Senior Data Engineer
FosterThomas, a Mid-Atlantic Staffing and Recruiting Firm, is leading the search for a Senior Data Engineer for our Client. This position is available remotely.
is seeking a Senior Data Engineer (PySpark, Cloud) to lead the development of a greenfield cloud data application. The application is a cloud data pipeline that processes Protected Healthcare Information, with dashboards. The application is being developed first on GCP and we use a number of cloud-native services, including Dataproc as a data science platform.

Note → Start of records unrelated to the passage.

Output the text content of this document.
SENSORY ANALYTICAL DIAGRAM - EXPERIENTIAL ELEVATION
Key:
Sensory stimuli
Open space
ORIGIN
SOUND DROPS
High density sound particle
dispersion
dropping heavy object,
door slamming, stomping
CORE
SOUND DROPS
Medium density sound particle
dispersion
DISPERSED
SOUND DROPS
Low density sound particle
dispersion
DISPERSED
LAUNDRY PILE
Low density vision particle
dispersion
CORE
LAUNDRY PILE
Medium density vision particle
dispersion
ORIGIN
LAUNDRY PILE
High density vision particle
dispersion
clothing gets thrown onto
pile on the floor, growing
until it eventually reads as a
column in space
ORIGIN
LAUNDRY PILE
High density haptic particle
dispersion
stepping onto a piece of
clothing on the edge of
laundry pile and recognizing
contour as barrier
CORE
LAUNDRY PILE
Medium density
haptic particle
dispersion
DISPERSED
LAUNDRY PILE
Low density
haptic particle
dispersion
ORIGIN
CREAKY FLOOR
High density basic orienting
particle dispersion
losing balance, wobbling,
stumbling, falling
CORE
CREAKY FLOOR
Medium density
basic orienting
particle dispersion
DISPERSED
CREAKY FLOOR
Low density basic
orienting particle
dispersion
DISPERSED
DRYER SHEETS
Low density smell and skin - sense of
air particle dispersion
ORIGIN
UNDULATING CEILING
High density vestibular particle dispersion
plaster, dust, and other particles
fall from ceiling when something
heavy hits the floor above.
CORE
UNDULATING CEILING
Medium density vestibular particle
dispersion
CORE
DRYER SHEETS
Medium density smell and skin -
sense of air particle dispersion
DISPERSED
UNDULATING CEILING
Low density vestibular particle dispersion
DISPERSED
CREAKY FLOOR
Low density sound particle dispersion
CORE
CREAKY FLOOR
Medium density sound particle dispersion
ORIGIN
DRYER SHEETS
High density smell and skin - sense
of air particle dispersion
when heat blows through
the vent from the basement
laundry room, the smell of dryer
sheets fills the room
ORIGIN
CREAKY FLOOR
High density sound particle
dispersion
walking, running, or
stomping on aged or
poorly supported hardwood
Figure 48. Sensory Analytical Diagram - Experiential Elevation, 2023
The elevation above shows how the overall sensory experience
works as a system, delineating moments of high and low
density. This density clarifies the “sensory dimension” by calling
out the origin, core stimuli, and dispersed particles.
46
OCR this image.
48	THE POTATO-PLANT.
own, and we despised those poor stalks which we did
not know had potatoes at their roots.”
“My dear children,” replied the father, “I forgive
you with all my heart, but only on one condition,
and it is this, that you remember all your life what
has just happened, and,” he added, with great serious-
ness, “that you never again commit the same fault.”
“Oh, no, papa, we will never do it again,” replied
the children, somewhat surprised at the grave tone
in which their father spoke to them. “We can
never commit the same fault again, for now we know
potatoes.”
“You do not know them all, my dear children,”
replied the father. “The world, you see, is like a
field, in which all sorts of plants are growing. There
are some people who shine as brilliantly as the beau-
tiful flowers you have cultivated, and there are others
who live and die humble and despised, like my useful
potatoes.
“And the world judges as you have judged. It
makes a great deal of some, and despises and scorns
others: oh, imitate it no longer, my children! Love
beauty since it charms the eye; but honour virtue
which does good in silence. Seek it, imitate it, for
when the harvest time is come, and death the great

You will lead data infrastructure engineering in support of a data science team who will develop hundreds of transformation rules using PySpark in GCP DataProc notebooks. You will develop and implement functional requirements around reliability, robustness, performance, optimizations, parallelism for multiple tenants, scalability for millions of records. You will also develop Python abstractions to help the data scientists write production quality code, or otherwise develop the data science team’s notebooks into a production grade automated pipeline that is performant, robust and fault-tolerant.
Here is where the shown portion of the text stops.